Researchers use rocket science for sustainable waste treatment process
Rocket engines are generally not thought of as being environmentally-friendly, but thanks to a newly-developed process, we may someday see them neutralizing the emissions from wastewater treatment plants. The same process would also see those plants generating their own power, thus meaning they would be both energy-neutral and emissions-free. Developed by two engineers at Stanford University, the system starts with the formation of nitrous oxide (N2O) and methane gas - something that treatment plants traditionally try to avoid.
Usually, air is pumped into wastewater sludge to boost its oxygen content. This promotes aerobic bacteria that convert the sludge’s sugars and other organic materials into harmless nitrogen gas. In the Stanford process, the sludge’s oxygen content is kept low, to favor anaerobic N2O-producing bacteria. The N2O bacteria consume relatively little in the way of organic material, leaving more for other anaerobic microbes, which consume and convert it into methane gas. That gas can then be used to power the plant, which will already have operating costs about half that of a regular plant, due to the fact that it isn’t pumping air into its sludge.

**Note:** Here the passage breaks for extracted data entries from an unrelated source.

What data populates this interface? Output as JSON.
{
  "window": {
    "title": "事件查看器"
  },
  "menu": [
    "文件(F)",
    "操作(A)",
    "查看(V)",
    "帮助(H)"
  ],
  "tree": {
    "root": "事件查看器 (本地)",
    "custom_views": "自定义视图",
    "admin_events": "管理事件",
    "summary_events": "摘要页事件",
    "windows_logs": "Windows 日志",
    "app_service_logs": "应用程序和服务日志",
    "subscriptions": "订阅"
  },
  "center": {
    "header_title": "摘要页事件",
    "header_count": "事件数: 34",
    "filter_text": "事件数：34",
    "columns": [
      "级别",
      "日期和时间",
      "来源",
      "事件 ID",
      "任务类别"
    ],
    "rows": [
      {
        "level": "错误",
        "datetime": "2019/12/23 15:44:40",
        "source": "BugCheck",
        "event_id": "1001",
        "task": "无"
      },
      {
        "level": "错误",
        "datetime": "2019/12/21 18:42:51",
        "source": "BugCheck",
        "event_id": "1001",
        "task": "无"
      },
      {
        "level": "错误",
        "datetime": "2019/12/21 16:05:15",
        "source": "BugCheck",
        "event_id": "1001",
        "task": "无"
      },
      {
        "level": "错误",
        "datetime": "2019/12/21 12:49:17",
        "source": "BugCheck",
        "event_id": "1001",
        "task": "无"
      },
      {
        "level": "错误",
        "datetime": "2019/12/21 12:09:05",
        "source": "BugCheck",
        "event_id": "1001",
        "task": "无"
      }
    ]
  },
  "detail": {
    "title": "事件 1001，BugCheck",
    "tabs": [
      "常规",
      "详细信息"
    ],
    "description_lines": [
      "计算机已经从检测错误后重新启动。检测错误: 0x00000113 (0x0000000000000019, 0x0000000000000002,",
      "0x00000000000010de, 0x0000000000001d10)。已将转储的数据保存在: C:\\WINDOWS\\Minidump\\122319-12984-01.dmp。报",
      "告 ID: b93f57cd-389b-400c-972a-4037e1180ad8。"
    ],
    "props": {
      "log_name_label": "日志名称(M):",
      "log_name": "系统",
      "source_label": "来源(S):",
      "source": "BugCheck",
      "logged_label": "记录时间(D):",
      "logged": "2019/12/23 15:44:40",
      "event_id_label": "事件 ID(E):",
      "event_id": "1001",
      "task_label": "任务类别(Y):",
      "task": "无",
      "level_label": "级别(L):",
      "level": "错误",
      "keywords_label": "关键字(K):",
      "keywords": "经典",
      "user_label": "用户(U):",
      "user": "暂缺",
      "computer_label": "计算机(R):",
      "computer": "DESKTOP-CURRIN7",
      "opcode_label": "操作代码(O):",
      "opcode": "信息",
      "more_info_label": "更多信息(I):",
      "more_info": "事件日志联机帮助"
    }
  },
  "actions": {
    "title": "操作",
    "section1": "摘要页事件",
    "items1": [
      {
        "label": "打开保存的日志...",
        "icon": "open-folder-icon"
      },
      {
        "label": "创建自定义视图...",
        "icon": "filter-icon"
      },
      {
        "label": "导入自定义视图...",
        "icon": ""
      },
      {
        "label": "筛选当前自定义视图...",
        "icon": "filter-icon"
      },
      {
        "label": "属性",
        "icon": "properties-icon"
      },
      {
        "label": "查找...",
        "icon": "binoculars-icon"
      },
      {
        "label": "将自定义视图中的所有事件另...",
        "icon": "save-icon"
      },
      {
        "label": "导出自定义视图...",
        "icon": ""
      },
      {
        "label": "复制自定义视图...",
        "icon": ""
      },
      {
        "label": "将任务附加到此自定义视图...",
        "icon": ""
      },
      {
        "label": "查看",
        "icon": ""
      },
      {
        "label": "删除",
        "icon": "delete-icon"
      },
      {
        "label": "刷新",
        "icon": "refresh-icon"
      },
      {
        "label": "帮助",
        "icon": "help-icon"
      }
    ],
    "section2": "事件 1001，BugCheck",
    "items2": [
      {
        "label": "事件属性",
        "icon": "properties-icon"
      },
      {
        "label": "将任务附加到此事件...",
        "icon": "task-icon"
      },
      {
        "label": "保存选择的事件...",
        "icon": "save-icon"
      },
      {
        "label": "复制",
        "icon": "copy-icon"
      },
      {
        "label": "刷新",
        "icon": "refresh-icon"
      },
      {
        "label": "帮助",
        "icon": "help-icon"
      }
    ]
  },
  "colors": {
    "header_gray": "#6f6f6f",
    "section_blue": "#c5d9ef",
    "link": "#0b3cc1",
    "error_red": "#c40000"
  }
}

"Normally, we want to discourage these gases from forming," said Craig Criddle, a professor of civil and environmental engineering and senior fellow at the Woods Institute for the Environment at Stanford. "But by encouraging the formation of nitrous oxide, we can remove harmful nitrogen from the water and simultaneously increase methane production for use as fuel."
A big problem with N2O, however, is that it’s a nasty greenhouse gas. That’s where the rocket science comes in. Brian Cantwell, a professor of aeronautics and astronautics at Stanford, has created clean-burning rocket thrusters that run on N2O. "We wondered whether nitrous oxide could be exploited as an emissions-free source of energy," Cantwell said. "Since the product of the decomposition reaction is simply oxygen-enriched air, energy is generated with zero production of greenhouse gas. But first we needed to find a cheap, plentiful source of nitrous oxide."
That source, of course, would be the wastewater treatment plants. According to Cantwell, a single thruster the size of a basketball could potentially consume every ounce of nitrous oxide produced at a typical plant. The heat produced by that thruster, along with the methane gas, could be used to power the plant. Self-powered plants could make a huge difference in third world countries, where power grids are severely limited.
Criddle and Cantwell are now looking towards their process being used not only in wastewater treatment plants, but also for purposes such as extracting energy from nitrate-contaminated groundwater beneath fertilized agricultural fields.
"If successful, this technology could be a game changer, with the potential for worldwide impact on several fronts," Criddle said.